De nos jours, il faudrait être Ulysse pour arpenter nos routes, qu’elles soient vicinales, communales, départementales ou nationales car de mystérieux quoique subtils hiéroglyphes apparaissent au sol, auxquels le commun des mortels n’y entrave que pouic : des cercles, des carrés, des flèches, des cercles fléchés, des cercles yin et yang ou avec des croix, des ovales, des ankhs, j’en passe car les mots me manquent. Le plus étonnant est de pouvoir, parfois, admirer les hiératiques scribes fluogiletés qui pratiquent cette cabalistique routière : les avez-vous vus, l’air important, sanglés dans leurs gilets, la bombe BTP au bout des doigts ? Dans les meilleures occasions, ils sont surmontés d’un casque dit de chantier, de couleur rien moins que discrète.
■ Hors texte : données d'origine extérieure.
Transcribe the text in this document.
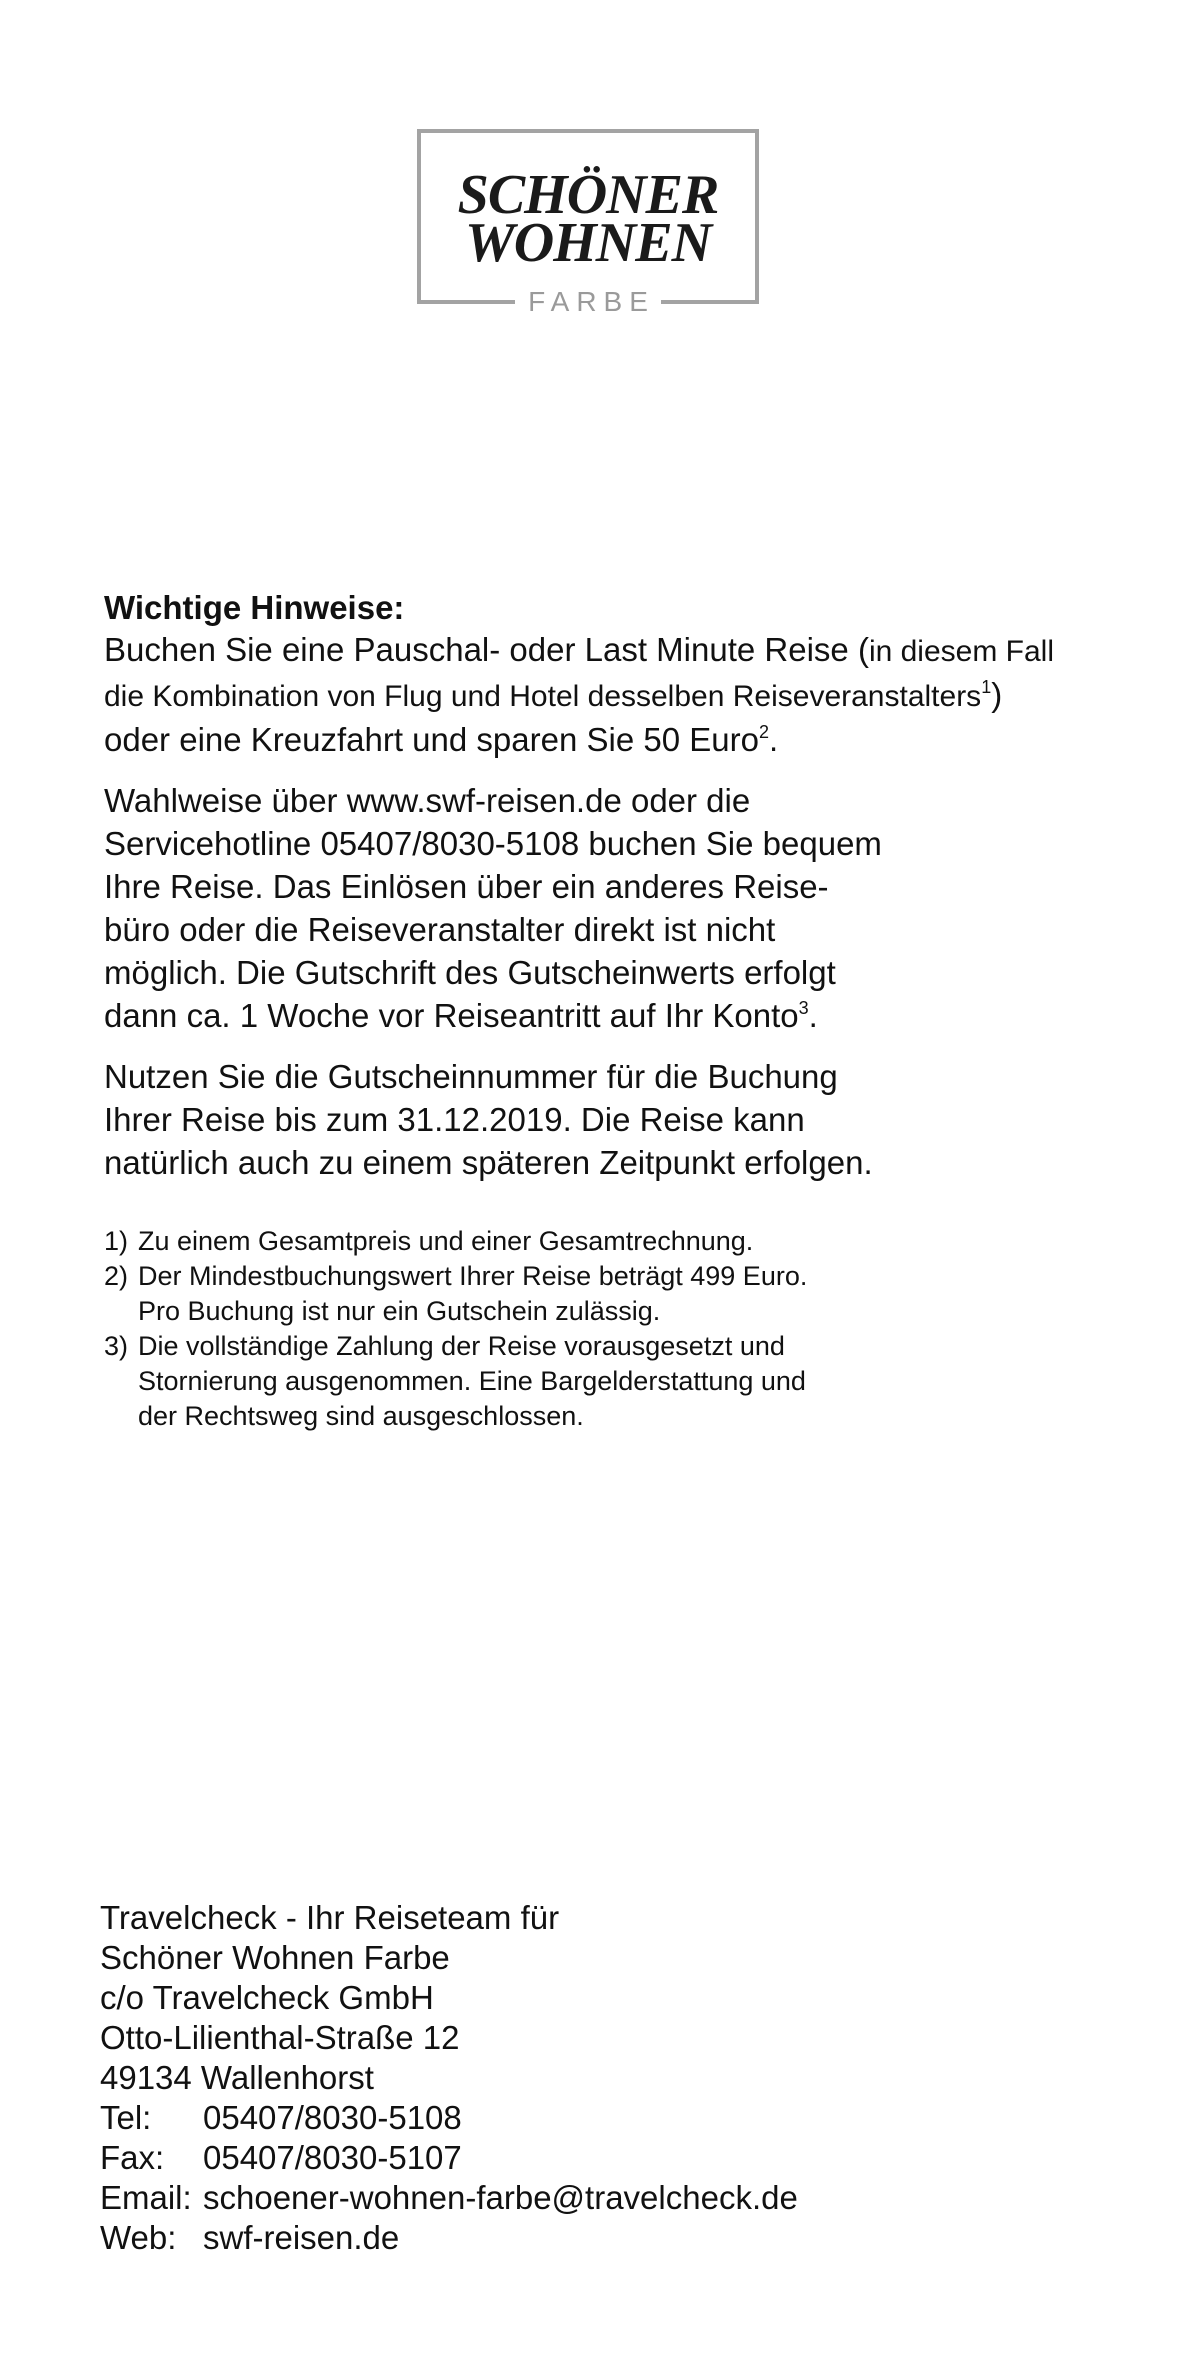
SCHÖNER
WOHNEN
FARBE

Wichtige Hinweise:

Buchen Sie eine Pauschal- oder Last Minute Reise (in diesem Fall
die Kombination von Flug und Hotel desselben Reiseveranstalters$^1$)
oder eine Kreuzfahrt und sparen Sie 50 Euro$^2$.

Wahlweise über www.swf-reisen.de oder die
Servicehotline 05407/8030-5108 buchen Sie bequem
Ihre Reise. Das Einlösen über ein anderes Reise-
büro oder die Reiseveranstalter direkt ist nicht
möglich. Die Gutschrift des Gutscheinwerts erfolgt
dann ca. 1 Woche vor Reiseantritt auf Ihr Konto$^3$.

Nutzen Sie die Gutscheinnummer für die Buchung
Ihrer Reise bis zum 31.12.2019. Die Reise kann
natürlich auch zu einem späteren Zeitpunkt erfolgen.

1) Zu einem Gesamtpreis und einer Gesamtrechnung.
2) Der Mindestbuchungswert Ihrer Reise beträgt 499 Euro.
Pro Buchung ist nur ein Gutschein zulässig.
3) Die vollständige Zahlung der Reise vorausgesetzt und
Stornierung ausgenommen. Eine Bargelderstattung und
der Rechtsweg sind ausgeschlossen.
Travelcheck - Ihr Reiseteam für
Schöner Wohnen Farbe
c/o Travelcheck GmbH
Otto-Lilienthal-Straße 12
49134 Wallenhorst
Tel:	05407/8030-5108
Fax:	05407/8030-5107
Email: schoener-wohnen-farbe@travelcheck.de
Web: swf-reisen.de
Ils vont souvent par deux, par trois, flanqués de chefs de toutes sortes. D’abord il y a le chef, le vrai, le seul, le pur mais il est rare qu’il participe à ce genre de réjouissances. Ensuite, la chefferie se décline suivant nombre de possibilités : il y a les sous-chefs, les chefs-adjoints et les cadres intermédiaires. On les remarque au fait qu’ils ont toujours un peu de recul sur le groupe afin de pouvoir garder le geste ample et la parole altière. Ensuite, il y a les entre-chefs qui sont à la chefferie ce que le jambon est au sandouiche. Puis les contre-chefs qui sont à la maîtrise ce que le contre-ténor est à la musique, une voix flûtée sous les nuages. Et tous ces cadors, l’air grave et l’œil vers le bitume, discourent entre eux jusqu’à ce que, soudain, celui qui est équipé de la bombe fluotante tende un bras impérieux et scriptural afin de délivrer son abscons message sur le goudron qui n’en peut mais.
Alors, pour nous qui ne sommes en rien des Champollion et qui ne savons rien de ces savants idéogrammes, il ne nous reste plus qu’à mélancoliquement supputer sur ces mystérieux signifiants. Car ces inscriptions ne sont pas forcément suivies d’effets visibles, de travaux routiers ou de pose de mobilier urbain. En fait, tout se passe comme si des bureaux d’études venaient réaliser ces graffiti techniques afin d’annoncer des réalisations possibles, probables mais putatives. Cela fait plaisir aux élus, cela rassure et intrigue la population et surtout cela rassérène le commentateur qui voit par-là que l’argent public n’est pas dépensé en vain.